Since then, I’ve went on date with a few different women casually. But they never contact me after the first date and usually block me out right. I am incredibly lonely but It’s at the point where I just don’t want to keep playing this game anymore. Women just aren’t interested in me, period. I've tried pretty girls. I've tried larger girls. I've dated moms. None of them like me. It just kills my self-esteem.


I’ve tried to discern when women are truly busy and when they’re just not interested, and it’s tough. But it comes down to this I think -
No girl in the history of dating has ever honestly said to any guy “You are the most amazing guy I’ve ever met, you are exactly who I’m looking for. I really wish I could be with you, if only my life wasn’t so damn busy”



Muse933277
Veteran
Veteran

Joined: 13 Mar 2020
Gender: Male
Posts: 793

11 May 2021, 10:13 am

The fact that you can get dates relatively easily means that your looks are probably not the issue UNLESS your photos don't represent what you look like in real life. (Example: You're fit in your photos but in real life, you're fat). Ugly men usually have a hard time even getting a date from online dating just because of the fact that this avenue is mostly focused on physical appearance.

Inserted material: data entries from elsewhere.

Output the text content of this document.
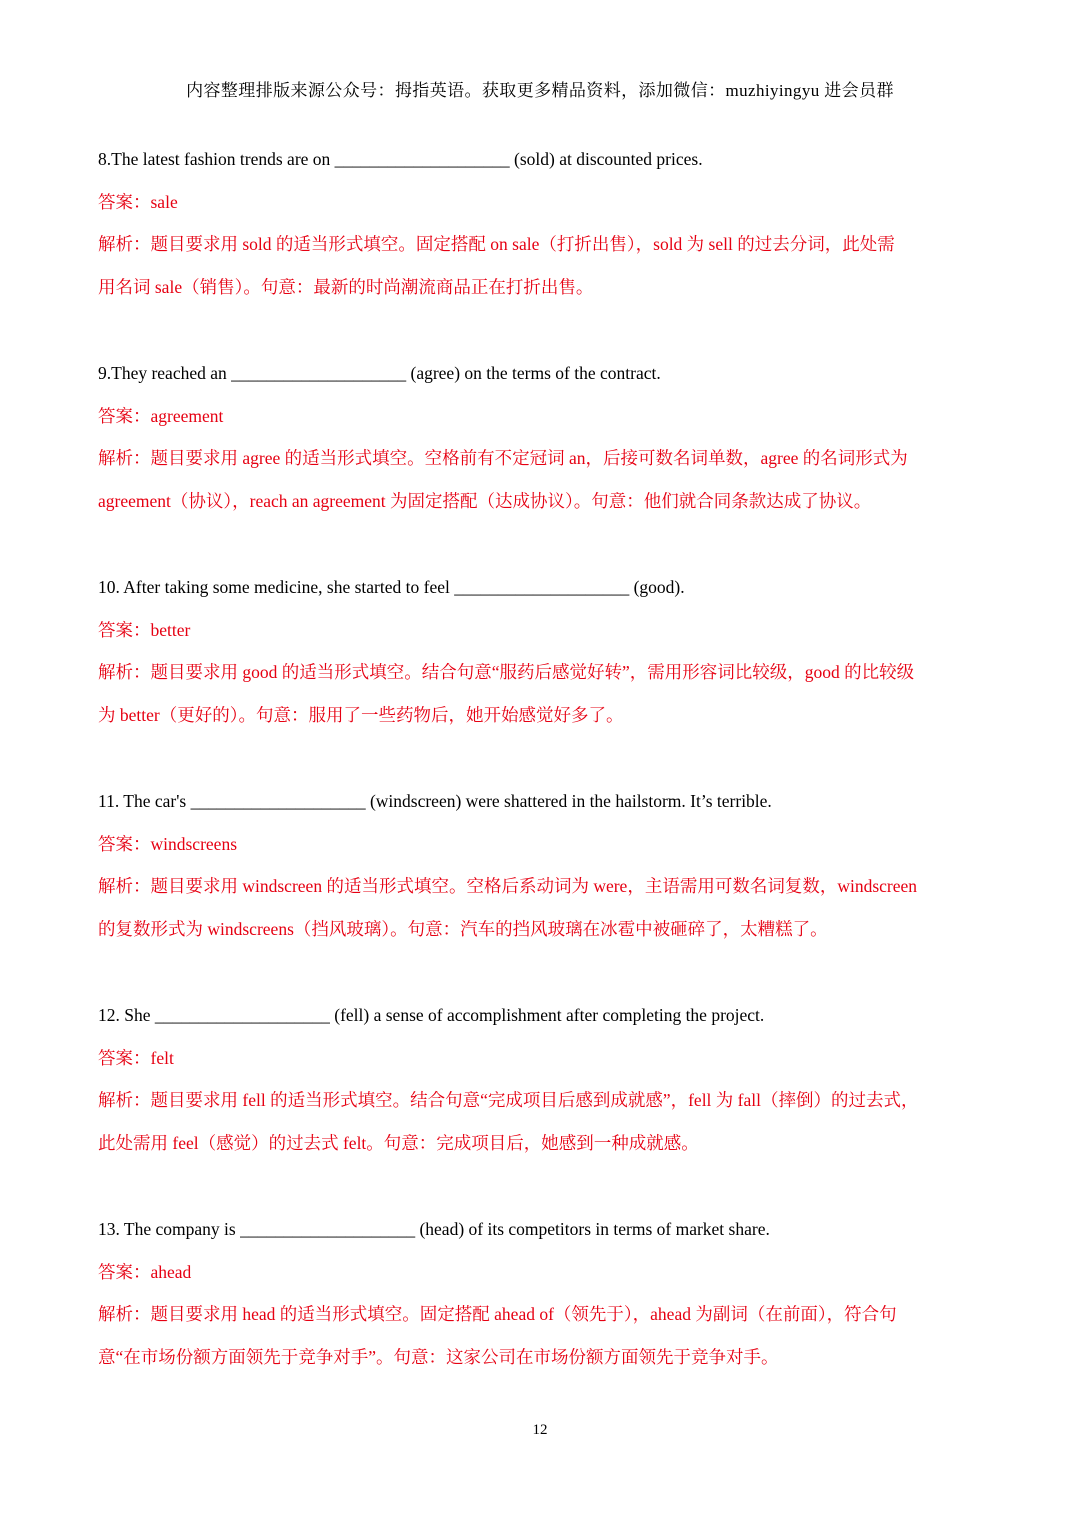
内容整理排版来源公众号：拇指英语。获取更多精品资料，添加微信：muzhiyingyu 进会员群
8.The latest fashion trends are on ____________________ (sold) at discounted prices.
答案：sale
解析：题目要求用 sold 的适当形式填空。固定搭配 on sale（打折出售），sold 为 sell 的过去分词，此处需
用名词 sale（销售）。句意：最新的时尚潮流商品正在打折出售。
9.They reached an ____________________ (agree) on the terms of the contract.
答案：agreement
解析：题目要求用 agree 的适当形式填空。空格前有不定冠词 an，后接可数名词单数，agree 的名词形式为
agreement（协议），reach an agreement 为固定搭配（达成协议）。句意：他们就合同条款达成了协议。
10. After taking some medicine, she started to feel ____________________ (good).
答案：better
解析：题目要求用 good 的适当形式填空。结合句意“服药后感觉好转”，需用形容词比较级，good 的比较级
为 better（更好的）。句意：服用了一些药物后，她开始感觉好多了。
11. The car's ____________________ (windscreen) were shattered in the hailstorm. It’s terrible.
答案：windscreens
解析：题目要求用 windscreen 的适当形式填空。空格后系动词为 were，主语需用可数名词复数，windscreen
的复数形式为 windscreens（挡风玻璃）。句意：汽车的挡风玻璃在冰雹中被砸碎了，太糟糕了。
12. She ____________________ (fell) a sense of accomplishment after completing the project.
答案：felt
解析：题目要求用 fell 的适当形式填空。结合句意“完成项目后感到成就感”，fell 为 fall（摔倒）的过去式，
此处需用 feel（感觉）的过去式 felt。句意：完成项目后，她感到一种成就感。
13. The company is ____________________ (head) of its competitors in terms of market share.
答案：ahead
解析：题目要求用 head 的适当形式填空。固定搭配 ahead of（领先于），ahead 为副词（在前面），符合句
意“在市场份额方面领先于竞争对手”。句意：这家公司在市场份额方面领先于竞争对手。
12
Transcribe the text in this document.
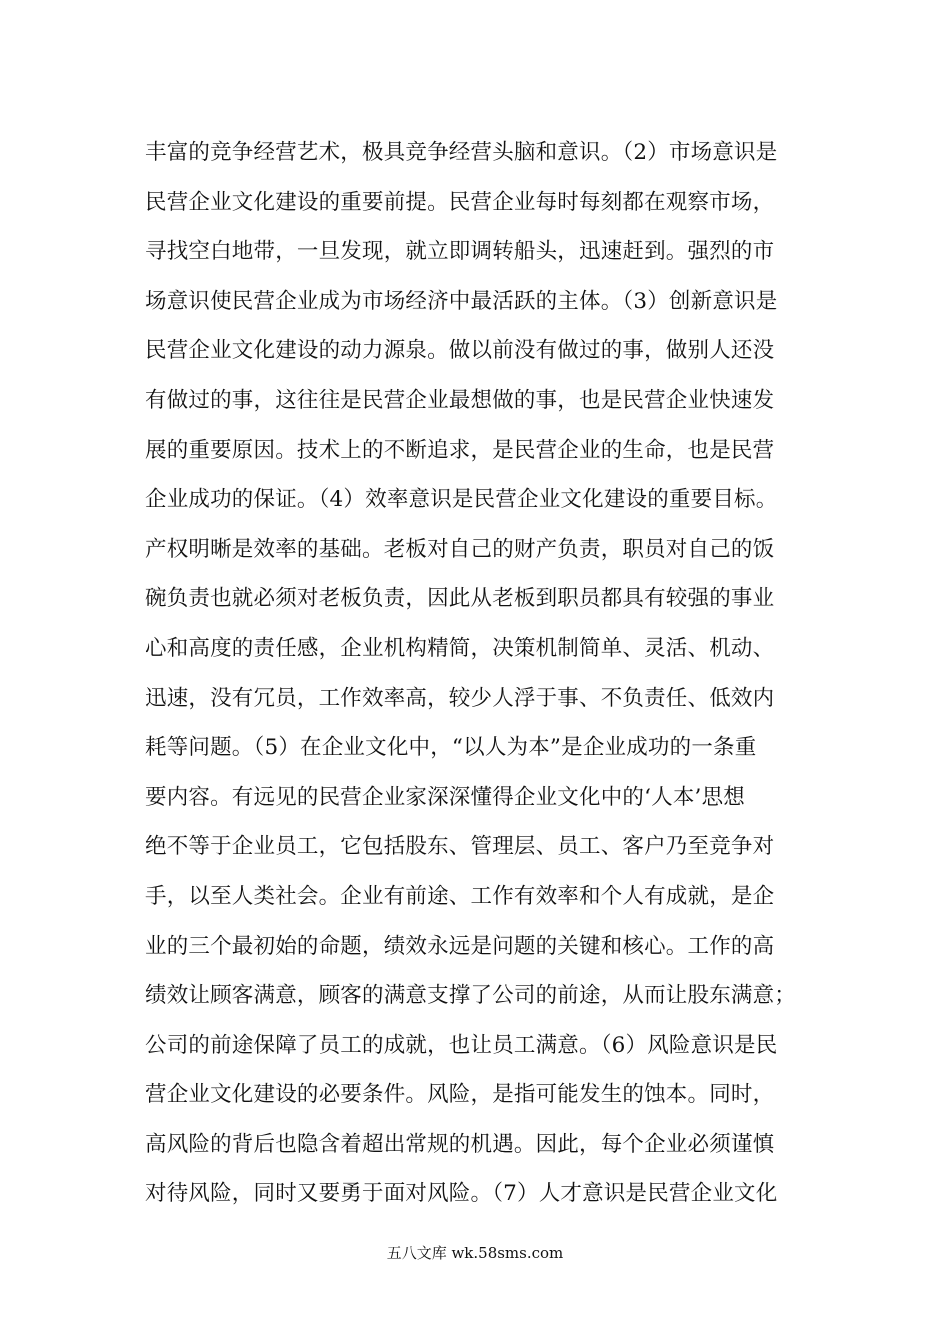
丰富的竞争经营艺术，极具竞争经营头脑和意识。（2）市场意识是
民营企业文化建设的重要前提。民营企业每时每刻都在观察市场，
寻找空白地带，一旦发现，就立即调转船头，迅速赶到。强烈的市
场意识使民营企业成为市场经济中最活跃的主体。（3）创新意识是
民营企业文化建设的动力源泉。做以前没有做过的事，做别人还没
有做过的事，这往往是民营企业最想做的事，也是民营企业快速发
展的重要原因。技术上的不断追求，是民营企业的生命，也是民营
企业成功的保证。（4）效率意识是民营企业文化建设的重要目标。
产权明晰是效率的基础。老板对自己的财产负责，职员对自己的饭
碗负责也就必须对老板负责，因此从老板到职员都具有较强的事业
心和高度的责任感，企业机构精简，决策机制简单、灵活、机动、
迅速，没有冗员，工作效率高，较少人浮于事、不负责任、低效内
耗等问题。（5）在企业文化中，“以人为本”是企业成功的一条重
要内容。有远见的民营企业家深深懂得企业文化中的‘人本’思想
绝不等于企业员工，它包括股东、管理层、员工、客户乃至竞争对
手，以至人类社会。企业有前途、工作有效率和个人有成就，是企
业的三个最初始的命题，绩效永远是问题的关键和核心。工作的高
绩效让顾客满意，顾客的满意支撑了公司的前途，从而让股东满意；
公司的前途保障了员工的成就，也让员工满意。（6）风险意识是民
营企业文化建设的必要条件。风险，是指可能发生的蚀本。同时，
高风险的背后也隐含着超出常规的机遇。因此，每个企业必须谨慎
对待风险，同时又要勇于面对风险。（7）人才意识是民营企业文化
五八文库 wk.58sms.com
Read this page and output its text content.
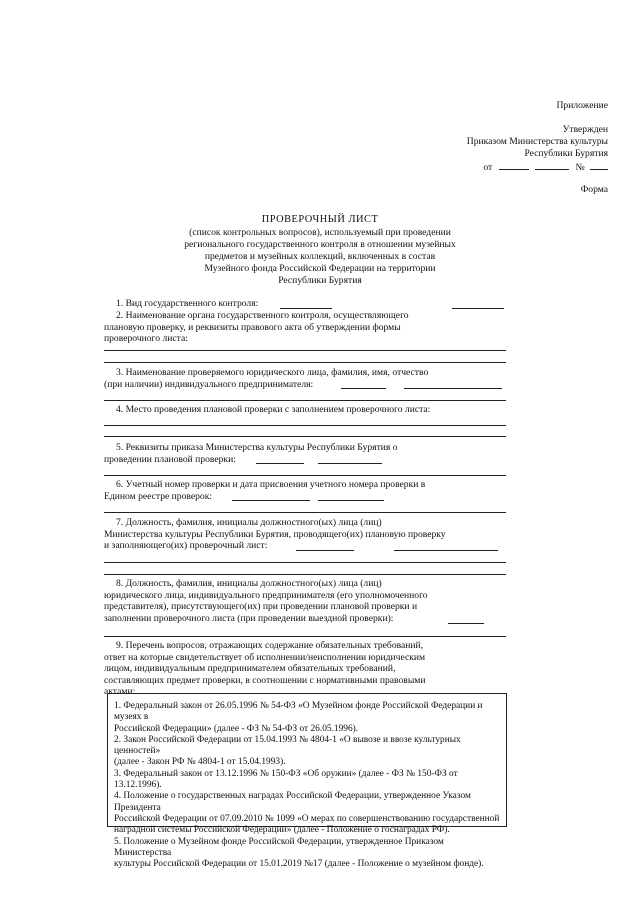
Приложение
Утвержден
Приказом Министерства культуры
Республики Бурятия
от	№
Форма
ПРОВЕРОЧНЫЙ ЛИСТ
(список контрольных вопросов), используемый при проведении
регионального государственного контроля в отношении музейных
предметов и музейных коллекций, включенных в состав
Музейного фонда Российской Федерации на территории
Республики Бурятия
1. Вид государственного контроля:

2. Наименование органа государственного контроля, осуществляющего

плановую проверку, и реквизиты правового акта об утверждении формы

проверочного листа:

3. Наименование проверяемого юридического лица, фамилия, имя, отчество

(при наличии) индивидуального предпринимателя:

4. Место проведения плановой проверки с заполнением проверочного листа:

5. Реквизиты приказа Министерства культуры Республики Бурятия о

проведении плановой проверки:

6. Учетный номер проверки и дата присвоения учетного номера проверки в

Едином реестре проверок:

7. Должность, фамилия, инициалы должностного(ых) лица (лиц)

Министерства культуры Республики Бурятия, проводящего(их) плановую проверку

и заполняющего(их) проверочный лист:

8. Должность, фамилия, инициалы должностного(ых) лица (лиц)

юридического лица, индивидуального предпринимателя (его уполномоченного

представителя), присутствующего(их) при проведении плановой проверки и

заполнении проверочного листа (при проведении выездной проверки):

9. Перечень вопросов, отражающих содержание обязательных требований,

ответ на которые свидетельствует об исполнении/неисполнении юридическим

лицом, индивидуальным предпринимателем обязательных требований,

составляющих предмет проверки, в соотношении с нормативными правовыми

актами:

1. Федеральный закон от 26.05.1996 № 54-ФЗ «О Музейном фонде Российской Федерации и музеях в

Российской Федерации» (далее - ФЗ № 54-ФЗ от 26.05.1996).

2. Закон Российской Федерации от 15.04.1993 № 4804-1 «О вывозе и ввозе культурных ценностей»

(далее - Закон РФ № 4804-1 от 15.04.1993).

3. Федеральный закон от 13.12.1996 № 150-ФЗ «Об оружии» (далее - ФЗ № 150-ФЗ от 13.12.1996).

4. Положение о государственных наградах Российской Федерации, утвержденное Указом Президента

Российской Федерации от 07.09.2010 № 1099 «О мерах по совершенствованию государственной

наградной системы Российской Федерации» (далее - Положение о госнаградах РФ).

5. Положение о Музейном фонде Российской Федерации, утвержденное Приказом Министерства

культуры Российской Федерации от 15.01.2019 №17 (далее - Положение о музейном фонде).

So most likely, what's happening is that it's your behavior that is scaring girls away and not your looks.



Mona Pereth
Veteran
Veteran

Joined: 11 Sep 2018
Gender: Female
Posts: 7,811
Location: New York City (Queens)

11 May 2021, 6:03 pm

Davideus85 wrote:
I’ve tried to discern when women are truly busy and when they’re just not interested, and it’s tough. But it comes down to this I think -
No girl in the history of dating has ever honestly said to any guy “You are the most amazing guy I’ve ever met, you are exactly who I’m looking for. I really wish I could be with you, if only my life wasn’t so damn busy”

I don't think you can conclude this. A lot of people really are extremely busy, and unexpected life events can suddenly make them even busier than they expected to be.

Unfortunately, though, an awful lot of people do use "too busy" as a BS excuse.